А когда паровоз, загудев, подъезжал к конечной станции, вокзалу Нихомбаси, вице-консул вдруг подумал: «Я отравлен. Мой мозг и моё сердце поражены медленно действующим ядом. Это единственное объяснение».
Подумал так и отчего-то сразу успокоился, будто теперь всё встало на свои места.
Пока на улице встречались прохожие, Эраст Петрович держался от напарника на отдалении. Шёл с видом праздного туриста, небрежно помахивая портфелем, в котором лежал шпионский наряд.
Но вскоре потянулись казённые кварталы, где людей почти не было, ибо присутственное время давно закончилось. Титулярный советник сократил дистанцию, шагая за инспектором почти в затылок. Время от времени Асагава вполголоса давал пояснения:
– Видите за мостом белое здание? Это Токийский городской суд. От него до управления рукой подать.

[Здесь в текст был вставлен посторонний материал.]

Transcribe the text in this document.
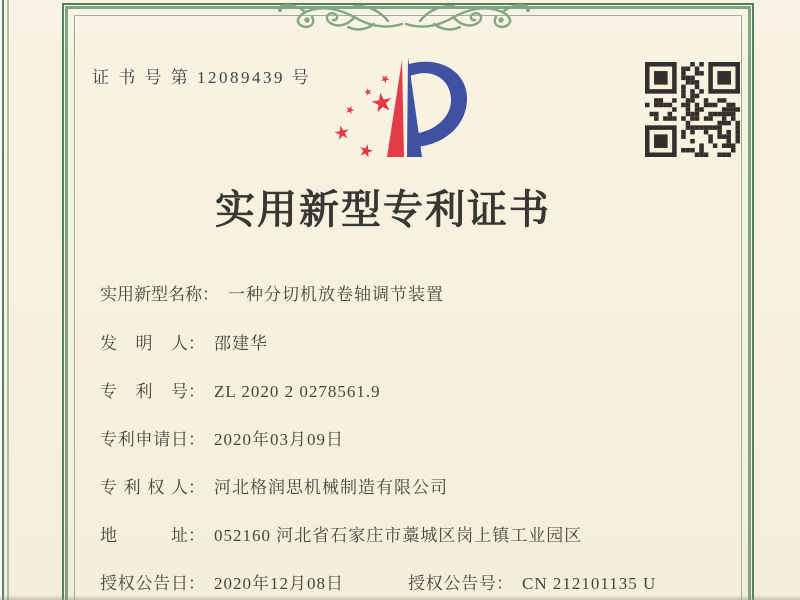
证 书 号 第 12089439 号
实用新型专利证书
实用新型名称： 一种分切机放卷轴调节装置
发明人： 邵建华
专利号： ZL 2020 2 0278561.9
专利申请日： 2020年03月09日
专利权人： 河北格润思机械制造有限公司
地址： 052160 河北省石家庄市藁城区岗上镇工业园区
授权公告日： 2020年12月08日	授权公告号： CN 212101135 U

Фандорин увидел белый трехэтажный дворец довольно легкомысленной для юридического ведомства европейско-мавританской архитектуры. За ним виднелся высокий деревянный забор.
– Вон там?
– Да. Раньше на этом месте располагалась усадьба князей Мацудайра. До ворот мы не пойдём, там часовой.
Влево уходил узкий переулок. Асагава оглянулся, махнул рукой, и сообщники нырнули в тёмный щелеобразный проход.
Быстро переоделись. Инспектор тоже надел что-то чёрное, облегающее, голову повязал платком, низ лица замотал тряпкой.
– Именно так одеваются синоби, – шепнул он, нервно хихикнув. – Ну, вперёд!
На территорию управления проникли совсем просто: Асагава сложил руки ковшом, Фандорин упёрся в них ногой и вмиг оказался наверху; потом помог вскарабкаться инспектору. Очевидно, у полицейских не хватало воображения представить, что каким-нибудь злоумышленникам взбредёт в голову добровольно пробираться в святая святых правопорядка. Во всяком случае, никаких дозорных во дворе не было – лишь справа, у главного входа, прохаживалась фигура в мундире и кепи.
Асагава двигался быстро, уверенно. Пригнувшись, перебежал к приземистому корпусу, выстроенному в псевдояпонском стиле. Потом вдоль белой стены, мимо длинной череды слепых окон. У самого дальнего, углового, инспектор остановился.
– Кажется, это… Помогите-ка.
Обхватил Фандорина за шею. Одной ногой ступил на полусогнутое колено вице-консула, другой на плечо, ухватился за раму, чем-то там скрипнул, щёлкнул – и форточка отворилась. Асагава подтянулся, весь будто всосался в тёмный прямоугольник, так что снаружи осталась лишь нижняя часть тела. Потом и она исчезла в форточке, а ещё через пару секунд окно бесшумно распахнулось.
Прежде чем проникнуть в здание, Эраст Петрович для порядка отметил время: семнадцать минут двенадцатого.
Устройство японской уборной показалось ему странным: ряд низеньких кабинок, которые могли прикрыть сидящего человека разве что до плеч.
В одной из деревянных ячеечек Фандорин и обнаружил Асагаву.
– Советую облегчиться, – сказала самым непринуждённым тоном чёрная голова с белой полосой вдоль глаз, – Перед рискованным делом это полезно. Чтоб хара не трепетала.